The artist Michael Lyons, who has died at 75, was an internationally renowned sculptor who was instrumental in the creation 40 years ago of the Yorkshire Sculpture Park.
He gained recognition in the 1960s when he was included in exhibitions such as the Institute of Contemporary Art’s Young Contemporaries and the Whitworth’s northern equivalent in Manchester.
By the mid-1970s he had become one of the finest steel sculptors of his generation, whose potent, architectural forms commanded attention against the landscapes in which they were set.
The juxtaposition was never more striking than in Yorkshire. He had set up home and studio at Cawood in 1977 with his wife, Stephanie, and shortly afterwards met Peter Murray, who would create the sculpture park in the grounds of the former Bretton Hall college in Wakefield.

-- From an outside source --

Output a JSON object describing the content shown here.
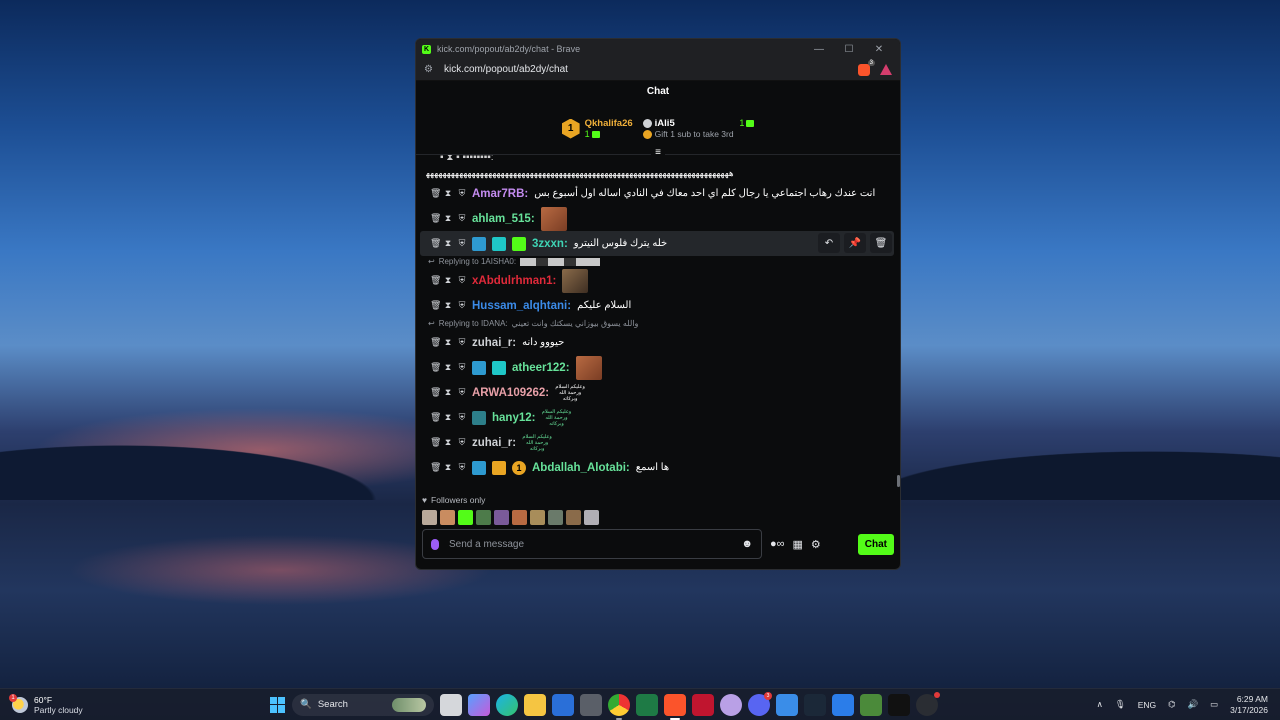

“We struck up an immediate friendship from the start,” Mr Murray said. “I was impressed by his passion and commitment to art and his ability as an artist.
“His drawings often portrayed a sensitive response to landscape which had a strong influence on his powerful sculptures, which looked at home in the landscape.”

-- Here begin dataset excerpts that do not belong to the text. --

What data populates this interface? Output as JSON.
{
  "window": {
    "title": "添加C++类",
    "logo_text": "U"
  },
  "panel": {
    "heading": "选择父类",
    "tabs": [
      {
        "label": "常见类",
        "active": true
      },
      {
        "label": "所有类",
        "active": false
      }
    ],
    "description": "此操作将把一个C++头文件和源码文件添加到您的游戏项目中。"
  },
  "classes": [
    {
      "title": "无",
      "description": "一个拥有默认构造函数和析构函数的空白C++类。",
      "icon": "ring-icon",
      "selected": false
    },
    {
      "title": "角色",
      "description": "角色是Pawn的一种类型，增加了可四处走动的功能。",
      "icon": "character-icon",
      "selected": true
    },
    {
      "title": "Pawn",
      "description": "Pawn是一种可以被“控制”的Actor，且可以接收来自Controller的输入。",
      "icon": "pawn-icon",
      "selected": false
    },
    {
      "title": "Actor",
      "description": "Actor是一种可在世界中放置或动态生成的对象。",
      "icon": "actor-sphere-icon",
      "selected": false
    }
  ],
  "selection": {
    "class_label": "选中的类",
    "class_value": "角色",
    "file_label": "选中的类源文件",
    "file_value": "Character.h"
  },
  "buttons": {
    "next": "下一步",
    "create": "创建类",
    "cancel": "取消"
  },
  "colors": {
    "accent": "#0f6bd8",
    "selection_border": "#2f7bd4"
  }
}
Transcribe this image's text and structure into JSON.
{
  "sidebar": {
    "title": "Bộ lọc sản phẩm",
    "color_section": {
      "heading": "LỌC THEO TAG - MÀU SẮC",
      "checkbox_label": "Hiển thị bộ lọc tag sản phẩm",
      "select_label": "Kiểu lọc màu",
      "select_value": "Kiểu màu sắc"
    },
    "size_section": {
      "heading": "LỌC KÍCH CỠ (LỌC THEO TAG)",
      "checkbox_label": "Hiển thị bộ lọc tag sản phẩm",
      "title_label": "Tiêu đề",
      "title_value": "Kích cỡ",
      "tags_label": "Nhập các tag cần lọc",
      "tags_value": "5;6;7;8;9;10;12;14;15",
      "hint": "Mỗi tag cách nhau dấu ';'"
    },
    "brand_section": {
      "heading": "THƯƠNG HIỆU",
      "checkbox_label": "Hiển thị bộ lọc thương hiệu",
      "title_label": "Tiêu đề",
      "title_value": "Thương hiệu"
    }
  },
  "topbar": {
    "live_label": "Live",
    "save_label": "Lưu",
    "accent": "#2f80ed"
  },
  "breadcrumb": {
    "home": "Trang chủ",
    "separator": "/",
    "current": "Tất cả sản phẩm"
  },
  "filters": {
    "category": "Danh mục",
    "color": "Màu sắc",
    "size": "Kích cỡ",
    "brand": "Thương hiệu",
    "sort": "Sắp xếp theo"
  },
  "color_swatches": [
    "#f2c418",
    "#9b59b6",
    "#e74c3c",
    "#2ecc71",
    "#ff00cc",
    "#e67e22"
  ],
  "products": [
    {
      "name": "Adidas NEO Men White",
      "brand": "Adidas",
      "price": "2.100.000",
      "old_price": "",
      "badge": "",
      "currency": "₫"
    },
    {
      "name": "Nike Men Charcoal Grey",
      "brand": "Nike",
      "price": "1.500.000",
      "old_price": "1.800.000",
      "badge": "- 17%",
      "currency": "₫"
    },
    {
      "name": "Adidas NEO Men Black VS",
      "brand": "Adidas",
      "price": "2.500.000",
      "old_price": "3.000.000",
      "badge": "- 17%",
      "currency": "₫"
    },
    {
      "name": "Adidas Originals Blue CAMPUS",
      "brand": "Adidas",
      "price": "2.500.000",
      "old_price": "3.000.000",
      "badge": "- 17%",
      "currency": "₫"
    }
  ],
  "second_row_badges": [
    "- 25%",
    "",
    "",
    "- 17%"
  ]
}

The opening of the Yorkshire park in 1977 featured as one of its centrepieces Lyons’s Heights of David. He became a founding member of the management Committee and remained a tireless supporter. He was, Mr Murray said, “a person of integrity who made a valuable contribution to art education, but most importantly, a unique contribution to sculpture”.
Born in Bilston, Staffordshire, Lyons obtained a National Diploma in design at Wolverhampton College of Art, and then a BA in fine art from Newcastle University.
His sculpture ranged from steel constructions rooted in the tradition of Picasso, González and David Smith, to organic bronzes modelled on an intimate or monumental scale. Although abstract, his work drew on nature, myth and ancient culture, inspired in part by a visit to China in 1993. A residency at Shanghai Sculpture Park in 2009 brought forth a monumental clay work, Voice of the Mountain: Sudden Storm, cast in bronze and sited in the park.
Other residencies in Mexico, Germany, USA, Turkey and Cyprus produced numerous large–scale sculptures sympathetic to local traditions.
In 2007, his Shepherd of the Sun, a 9ft steel sculpture, was shown at the Venice Open.
His drawings and sculptures are in the collections of the Canary Wharf Group, Arts Council England, the Henry Moore Institute, the Yale Centre for British Art and galleries throughout the world.
Lyons was vice-president of the Royal British Society of Sculptors and taught until his retirement at Manchester Metropolitan University.
He and Stephanie, whom he met while they were students at Newcastle, had a son, David, and daughter, Anna.